11 maio 2016

Les Ponts de Sarajevo






O príncipe herdeiro que insistiu em desafiar o destino, se é que tal existe e nos comanda. As motivações em discurso directo e final do seu assassino. O desespero, cruel e voraz, da guerra das trincheiras. A cidade sitiada, por montanhas no horizonte e cadáveres na rua, sob a mira de snipers. O ressoar, década após década após década, da encruzilhada dos conflitos étnicos. Os traumas e os fantasmas de quem lá permaneceu e daqueles que não quiseram regressar.

Estas são algumas das perspectivas que (des)constroem "Les Ponts de Sarajevo", manta de retalhos de treze realizadores sobre a cidade-cerne de alguns dos (senão todos?) maiores conflitos do século XX. Revelam conhecimento, instigam reflexão: é, de facto, deveras impressionante e assustador a evolução dos acontecimentos que culminaram em tão diferentes e horríveis fins: as Grandes Guerras, a Guerra na Bósnia, os genocídios...E uma das curtas é especialmente acutilante nessa análise...e simultaneamente tão simples...uma conversa entre um casal, na cama, à volta do livro "Das Spektrum Europa", que ultimamente não é mais que um conjunto de estereótipos sobre os diferentes povos europeus, um eco dos perigos dos nacionalismos. Que culmina na visão do cemitério que se estende por Sarajevo, na curta "Quiet Mujo", que tem tanto de comovente como de desconcertante! Por último, uma nota negativa para "The Bridge of Sighs" de Godard, que me pareceu apenas uma incursão espalhafatosa, egocêntrica e sem real significado. Termino com um elogio para as sequências animadas que antecedem cada curta, metáforas do percurso de instabilidade e construção de Sarajevo!

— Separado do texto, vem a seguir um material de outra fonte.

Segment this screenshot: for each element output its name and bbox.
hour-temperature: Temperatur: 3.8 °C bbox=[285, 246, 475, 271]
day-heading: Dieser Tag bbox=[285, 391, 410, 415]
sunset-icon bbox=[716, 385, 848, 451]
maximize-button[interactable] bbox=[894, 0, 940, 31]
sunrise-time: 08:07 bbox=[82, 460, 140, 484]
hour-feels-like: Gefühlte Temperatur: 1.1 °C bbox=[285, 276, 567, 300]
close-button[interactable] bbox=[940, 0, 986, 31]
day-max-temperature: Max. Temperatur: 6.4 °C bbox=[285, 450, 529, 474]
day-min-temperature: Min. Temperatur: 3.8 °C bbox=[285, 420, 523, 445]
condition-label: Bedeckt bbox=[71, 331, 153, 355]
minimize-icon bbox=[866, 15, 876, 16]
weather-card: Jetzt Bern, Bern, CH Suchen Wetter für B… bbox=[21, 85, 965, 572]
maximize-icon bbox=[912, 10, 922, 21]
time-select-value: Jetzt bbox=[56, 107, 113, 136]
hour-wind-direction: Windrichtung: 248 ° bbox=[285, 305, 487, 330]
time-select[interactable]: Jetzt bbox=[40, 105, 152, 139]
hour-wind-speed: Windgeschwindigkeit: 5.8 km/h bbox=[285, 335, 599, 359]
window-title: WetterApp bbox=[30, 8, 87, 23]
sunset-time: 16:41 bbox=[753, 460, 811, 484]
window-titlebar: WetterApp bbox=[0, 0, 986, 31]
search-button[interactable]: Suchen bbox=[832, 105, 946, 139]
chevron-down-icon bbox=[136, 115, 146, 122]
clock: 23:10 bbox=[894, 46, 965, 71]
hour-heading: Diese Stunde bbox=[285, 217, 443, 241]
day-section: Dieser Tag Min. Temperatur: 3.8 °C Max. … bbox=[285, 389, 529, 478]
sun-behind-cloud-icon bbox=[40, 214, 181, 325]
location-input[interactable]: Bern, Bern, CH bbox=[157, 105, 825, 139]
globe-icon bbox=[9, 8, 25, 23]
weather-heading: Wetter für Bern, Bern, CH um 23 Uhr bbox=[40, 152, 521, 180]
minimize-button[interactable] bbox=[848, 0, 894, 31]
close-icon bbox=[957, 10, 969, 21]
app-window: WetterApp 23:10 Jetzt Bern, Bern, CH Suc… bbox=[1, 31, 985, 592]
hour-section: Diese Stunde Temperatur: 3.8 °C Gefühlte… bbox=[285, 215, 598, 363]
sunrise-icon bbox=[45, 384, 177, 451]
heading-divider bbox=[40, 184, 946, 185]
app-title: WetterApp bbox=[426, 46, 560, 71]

Perspicaz e perturbador, "Les Ponts de Sarajevo" assume-se como uma viagem de reflexão e consciencialização que merece ser percorrida, sentida e pensada!



20 abril 2016

Versailles - primeiras impressões



"L´État c'est moi!"

Mito ou não, é verdade que a ousadia e força desta exclamação reflectem bem o reinado de Louis XIV! 
E é exactamente isso que a série "Versailles" nos tem vindo a mostrar, de modo terrivelmente deslumbrante e eloquente!





Luxo, sumptuosidade, beleza - manifestações do absolutismo encabeçadas pelo palácio de Versailles, esse expoente hipnotizante (que memórias mágicas tenho da visita!) do sonho máximo do Rei-Sol! É essa a trama de "Versailles", a construção e consolidação do poder de Louis XIV, por entre contrariedades, alianças, condicionantes, traições!

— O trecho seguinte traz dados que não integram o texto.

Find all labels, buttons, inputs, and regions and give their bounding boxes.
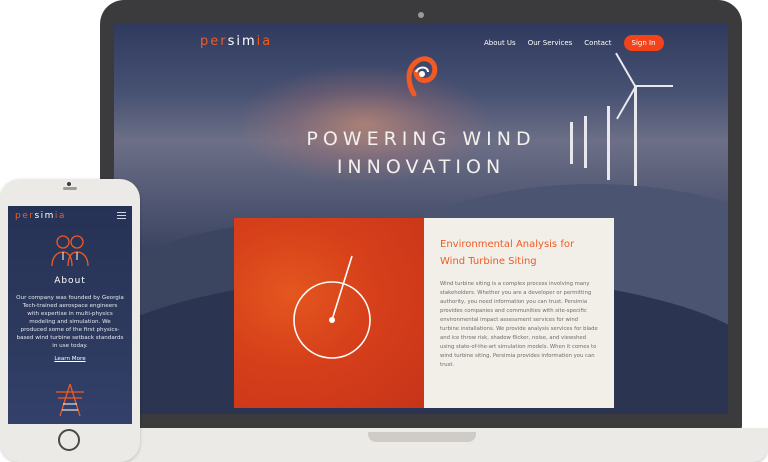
radar-target-icon xyxy=(293,255,371,359)
engineers-icon xyxy=(51,235,89,267)
hero-title-line-2: INNOVATION xyxy=(336,156,506,178)
phone-home-button xyxy=(58,429,80,451)
hero-title-line-1: POWERING WIND xyxy=(306,128,536,150)
transmission-tower-icon xyxy=(56,383,84,417)
feature-body: Wind turbine siting is a complex process… xyxy=(440,281,598,368)
hamburger-menu-icon[interactable] xyxy=(117,212,126,221)
nav-contact[interactable]: Contact xyxy=(584,39,611,47)
laptop-notch xyxy=(368,432,476,442)
feature-image xyxy=(234,218,424,408)
phone-frame: persimia About Our company was founded b… xyxy=(0,179,140,462)
mobile-website-screen: persimia About Our company was founded b… xyxy=(8,206,132,424)
laptop-camera xyxy=(418,12,424,18)
sign-in-button[interactable]: Sign In xyxy=(623,35,664,51)
mobile-site-logo[interactable]: persimia xyxy=(15,211,66,221)
about-heading: About xyxy=(54,276,86,286)
feature-text-card: Environmental Analysis for Wind Turbine … xyxy=(424,218,614,408)
site-logo[interactable]: persimia xyxy=(200,34,272,49)
feature-title: Environmental Analysis for Wind Turbine … xyxy=(440,239,575,267)
desktop-website-screen: persimia About Us Our Services Contact S… xyxy=(114,24,728,414)
main-nav: About Us Our Services Contact Sign In xyxy=(484,35,664,51)
phone-camera xyxy=(67,182,71,186)
learn-more-link[interactable]: Learn More xyxy=(8,356,132,362)
device-mockup: persimia About Us Our Services Contact S… xyxy=(0,0,768,462)
about-body: Our company was founded by Georgia Tech-… xyxy=(16,295,124,349)
nav-about-us[interactable]: About Us xyxy=(484,39,516,47)
persimia-logo-mark-icon xyxy=(406,56,438,97)
nav-our-services[interactable]: Our Services xyxy=(528,39,573,47)
phone-speaker xyxy=(63,187,77,190)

Mas também gosto que esta não seja uma reconstituição histórica per se, que esteja temperada de mística e sonho, para além de outros pormenores bem particulares e curiosos! Assim como as personagens e indiscutivelmente os actores que lhe dão vida, cativantes e misteriosos, que nos prendem o olhar desde as primeiras cenas! George Blagden, magnífico Louis XIV, sedutor, intransigente, manipulador, determinado, estratega e maquiavélico! Alexander Vlahos, conturbado e dividido Filipe, duque de Orleães! Ou as mulheres da corte: Elisa Lasowski, Noémie Schmidt, Anna Brewster, respectivamente, intrigante rainha, doce amante e, oh là là, insinuante e estratega amante!





Fiquei rendida ao primeiro episódio, os três que se seguiram comprovaram a minha absoluta paixão!


"Un roi sans château n'a rien d'un vrai roi!"



30 março 2016

Bachelorette



Um filme que quer ser irreverente e sarcástico no retrato que faz às suas protagonistas e às situações em que se vêem envolvidas mas que ultimamente se reduz aos clichés da comédia romântica! 





Tem alguns momentos engraçados mas a história é pouco consistente desde o início, o que resulta num produto final algo trapalhão (que raio é aquela personagem de Isla Fisher, por exemplo?) e ultimamente para esquecer...

Directo para a categoria de "filme de domingo à tarde"...e mesmo assim...




26 março 2016

Pride and Prejudice and Zombies



Juntar à narrativa de Jane Austen o factor zombies poderá parecer, se não sacrilégio, pelo menos um grande desastre...mas "Pride and Prejudice and Zombies" prova-nos bem o contrário!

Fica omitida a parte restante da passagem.